Here’s an example of the proper use of e.g.:

“Old movies have great storylines that are relevant to today, e.g., “Metropolis”.

Here’s an example of the proper use of i.e.:

“The service charges are included in the total; i.e., you don’t need to leave a tip”.

Now would be a good time to talk about that semicolon…

Using a semicolon (;)

The semicolon is something akin to the fancy toppings you would get on a high class pizza, i.e., something that you do not really need, but using it makes you seem more sophisticated. Just like a pizza and toppings, a semicolon is used to link two subjects or ideas together that are somewhat related. “Some people listen to music with headphones; others listen with their boom box for everyone to hear.” You can link just about anything together with semicolons if you are trying to give a stronger impression. However, remember that only two independent phrases can be linked with a semicolon. In other words, the part before the semicolon must be able to stand alone as a full sentence, and the part after the semicolon must also be able to stand alone as a full sentence.

Lastly…

The difference between “affect” and “effect”

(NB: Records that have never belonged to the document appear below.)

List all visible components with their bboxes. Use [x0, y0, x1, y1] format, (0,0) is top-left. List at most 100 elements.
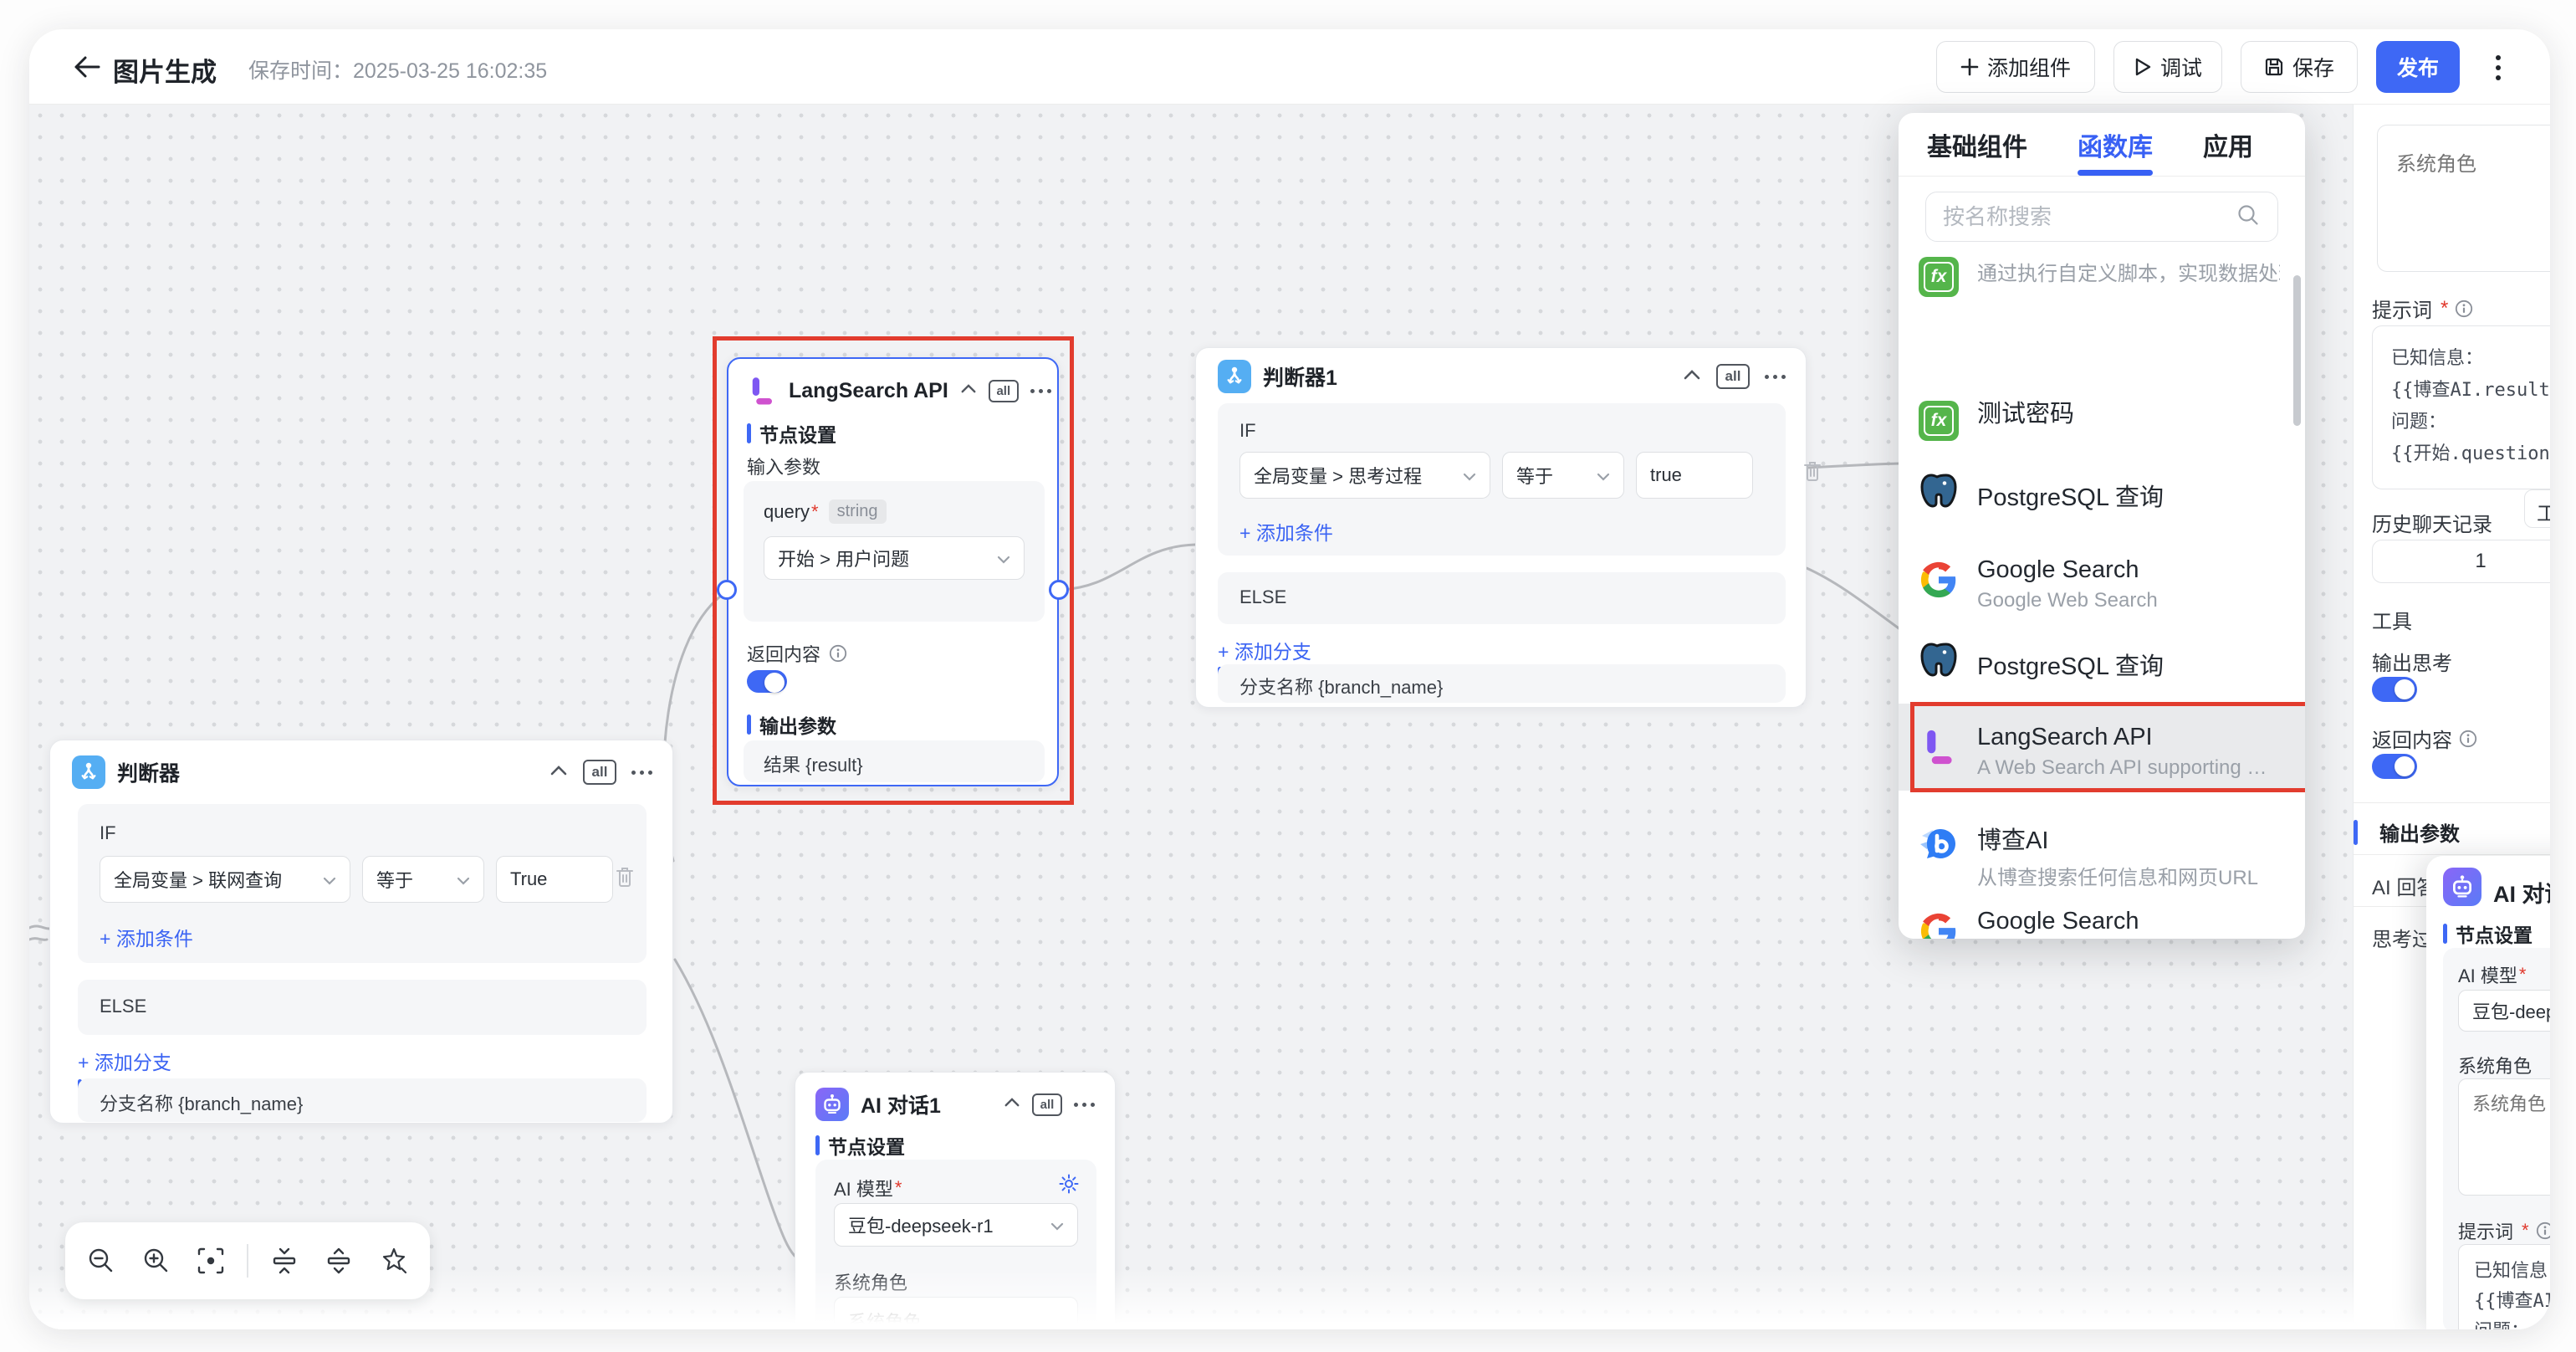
if-branch-block: IF 全局变量 > 思考过程 等于 true + 添加条件 [1218, 403, 1786, 556]
node-judge[interactable]: 判断器 all IF 全局变量 > 联网查询 等于 True [49, 740, 673, 1124]
zoom-out-icon[interactable] [83, 1242, 120, 1279]
list-item-test-password[interactable]: fx 测试密码 [1899, 374, 2305, 441]
list-item-bocha-ai[interactable]: 博查AI 从博查搜索任何信息和网页URL [1899, 804, 2305, 884]
node-judge-header[interactable]: 判断器 all [72, 754, 652, 791]
list-item-google-search-1[interactable]: Google Search Google Web Search [1899, 540, 2305, 620]
condition-value-input[interactable]: True [496, 856, 613, 903]
ai-model-select[interactable]: 豆包-deepseek-r1 [2458, 990, 2550, 1032]
library-search-box[interactable] [1925, 192, 2278, 242]
zoom-in-icon[interactable] [138, 1242, 175, 1279]
query-value-select[interactable]: 开始 > 用户问题 [764, 536, 1025, 580]
history-count-input[interactable] [2372, 540, 2550, 583]
condition-variable-select[interactable]: 全局变量 > 联网查询 [100, 856, 350, 903]
langsearch-output-port[interactable] [1049, 580, 1069, 600]
more-menu-icon[interactable] [1765, 375, 1786, 379]
node-judge1[interactable]: 判断器1 all IF 全局变量 > 思考过程 等于 true [1195, 347, 1807, 708]
expand-vertical-icon[interactable] [320, 1242, 357, 1279]
debug-button[interactable]: 调试 [2113, 41, 2222, 93]
operator-select[interactable]: 等于 [1502, 452, 1624, 499]
add-condition-link[interactable]: + 添加条件 [1239, 517, 1333, 545]
return-content-toggle[interactable] [2372, 754, 2417, 779]
prompt-box[interactable]: 已知信息： {{博查AI.result}} 问题： {{开始.question}… [2458, 1244, 2550, 1329]
run-all-icon[interactable]: all [1032, 1093, 1062, 1116]
if-label: IF [1239, 420, 1256, 442]
save-button[interactable]: 保存 [2241, 41, 2358, 93]
scrollbar-thumb[interactable] [2293, 275, 2301, 426]
condition-value-input[interactable]: true [1636, 452, 1753, 499]
ai-model-value: 豆包-deepseek-r1 [848, 1211, 994, 1238]
edge-judge1-out-else [1807, 568, 1901, 630]
required-mark: * [2522, 1220, 2529, 1242]
list-item-postgresql-2[interactable]: PostgreSQL 查询 [1899, 627, 2305, 694]
system-role-textarea[interactable] [834, 1297, 1078, 1329]
list-item-google-search-2[interactable]: Google Search Google Web Search [1899, 891, 2305, 939]
library-list: fx 通过执行自定义脚本，实现数据处理 fx 测试密码 PostgreSQL 查… [1899, 248, 2305, 939]
condition-variable-select[interactable]: 全局变量 > 思考过程 [1239, 452, 1490, 499]
ai-model-card: AI 模型* 豆包-deepseek-r1 系统角色 [815, 1160, 1096, 1329]
fx-icon: fx [1919, 401, 1959, 441]
langsearch-input-port[interactable] [717, 580, 737, 600]
output-params-heading: 输出参数 [747, 710, 836, 739]
add-branch-link[interactable]: + 添加分支 [78, 1047, 171, 1075]
required-mark: * [811, 501, 819, 523]
node-judge1-header[interactable]: 判断器1 all [1218, 358, 1786, 395]
collapse-chevron-icon[interactable] [960, 383, 977, 398]
add-component-button[interactable]: 添加组件 [1936, 41, 2095, 93]
prompt-box[interactable]: 已知信息： {{博查AI.result}} 问题： {{开始.question}… [2372, 325, 2550, 489]
operator-select[interactable]: 等于 [362, 856, 484, 903]
ai-model-select[interactable]: 豆包-deepseek-r1 [834, 1203, 1078, 1247]
more-menu-icon[interactable] [1074, 1103, 1095, 1107]
delete-condition-icon[interactable] [1802, 460, 1822, 486]
add-branch-link[interactable]: + 添加分支 [1218, 636, 1311, 664]
more-menu-icon[interactable] [1030, 389, 1051, 393]
search-input[interactable] [1943, 204, 2236, 230]
collapse-vertical-icon[interactable] [266, 1242, 303, 1279]
fit-view-icon[interactable] [192, 1242, 229, 1279]
tab-applications[interactable]: 应用 [2203, 113, 2253, 176]
delete-condition-icon[interactable] [615, 866, 635, 892]
save-time-text: 保存时间：2025-03-25 16:02:35 [248, 54, 547, 84]
node-settings-heading: 节点设置 [747, 419, 836, 448]
node-langsearch[interactable]: LangSearch API all 节点设置 输入参数 query* stri… [727, 357, 1059, 786]
back-button[interactable] [68, 48, 106, 86]
output-params-heading: 输出参数 [2354, 817, 2460, 847]
collapse-chevron-icon[interactable] [549, 765, 568, 781]
node-ai-chat1[interactable]: AI 对话1 all 节点设置 AI 模型* 豆包-deepseek-r1 [795, 1072, 1116, 1329]
if-branch-block: IF 全局变量 > 联网查询 等于 True + 添加条件 [78, 804, 647, 963]
more-options-icon[interactable] [2481, 49, 2515, 86]
postgresql-icon [1919, 640, 1959, 680]
ai-model-value: 豆包-deepseek-r1 [2472, 997, 2550, 1024]
system-role-textarea[interactable] [2377, 125, 2550, 272]
list-item-description: 通过执行自定义脚本，实现数据处理 [1977, 257, 2280, 286]
node-ai-chat1-header[interactable]: AI 对话1 all [815, 1086, 1095, 1123]
add-condition-link[interactable]: + 添加条件 [100, 923, 193, 951]
run-all-icon[interactable]: all [583, 760, 616, 785]
run-all-icon[interactable]: all [1716, 364, 1750, 389]
output-thinking-toggle[interactable] [2372, 677, 2417, 702]
else-label: ELSE [1239, 586, 1286, 608]
magic-star-icon[interactable] [376, 1242, 412, 1279]
collapse-chevron-icon[interactable] [1004, 1097, 1020, 1112]
ai-chat2-panel[interactable]: AI 对话2 节点设置 AI 模型* 豆包-deepseek-r1 系统角色 提… [2426, 856, 2550, 1329]
chevron-down-icon [1463, 464, 1476, 486]
tab-basic-components[interactable]: 基础组件 [1927, 113, 2027, 176]
publish-button[interactable]: 发布 [2376, 41, 2460, 93]
list-item-postgresql[interactable]: PostgreSQL 查询 [1899, 458, 2305, 525]
run-all-icon[interactable]: all [989, 380, 1019, 402]
ai-model-card: AI 模型* 豆包-deepseek-r1 系统角色 提示词* 已知信息： {{… [2443, 948, 2550, 1329]
tab-function-library[interactable]: 函数库 [2078, 113, 2153, 176]
list-item-clipped[interactable]: fx 通过执行自定义脚本，实现数据处理 [1899, 248, 2305, 297]
node-langsearch-header[interactable]: LangSearch API all [747, 372, 1037, 409]
condition-value: true [1650, 464, 1682, 486]
return-content-label: 返回内容 [747, 640, 820, 667]
collapse-chevron-icon[interactable] [1683, 369, 1701, 385]
history-side-button[interactable]: 工 [2524, 489, 2550, 528]
condition-value: True [510, 868, 547, 890]
node-judge1-title: 判断器1 [1263, 361, 1337, 392]
result-output-box: 结果 {result} [744, 740, 1045, 782]
list-item-langsearch-selected[interactable]: LangSearch API A Web Search API supporti… [1899, 707, 2305, 787]
system-role-textarea[interactable] [2458, 1078, 2550, 1196]
model-settings-gear-icon[interactable] [1058, 1173, 1080, 1199]
more-menu-icon[interactable] [631, 771, 652, 775]
return-content-toggle[interactable] [747, 670, 787, 693]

English is not an easy language, even for those who have been speaking it every day of their lives. Words that sound the same, but are spelled slightly differently with different meanings support this. The word “affect” means “to act upon” and can be followed by “effect”, which means “to create.” In other words, when you act towards an object, you are affecting it. Slowing down in the middle of the road might affect traffic behind you, or it can effect traffic, for example, by creating it. It can be confusing, so reviewing these guidelines every now and then can’t hurt.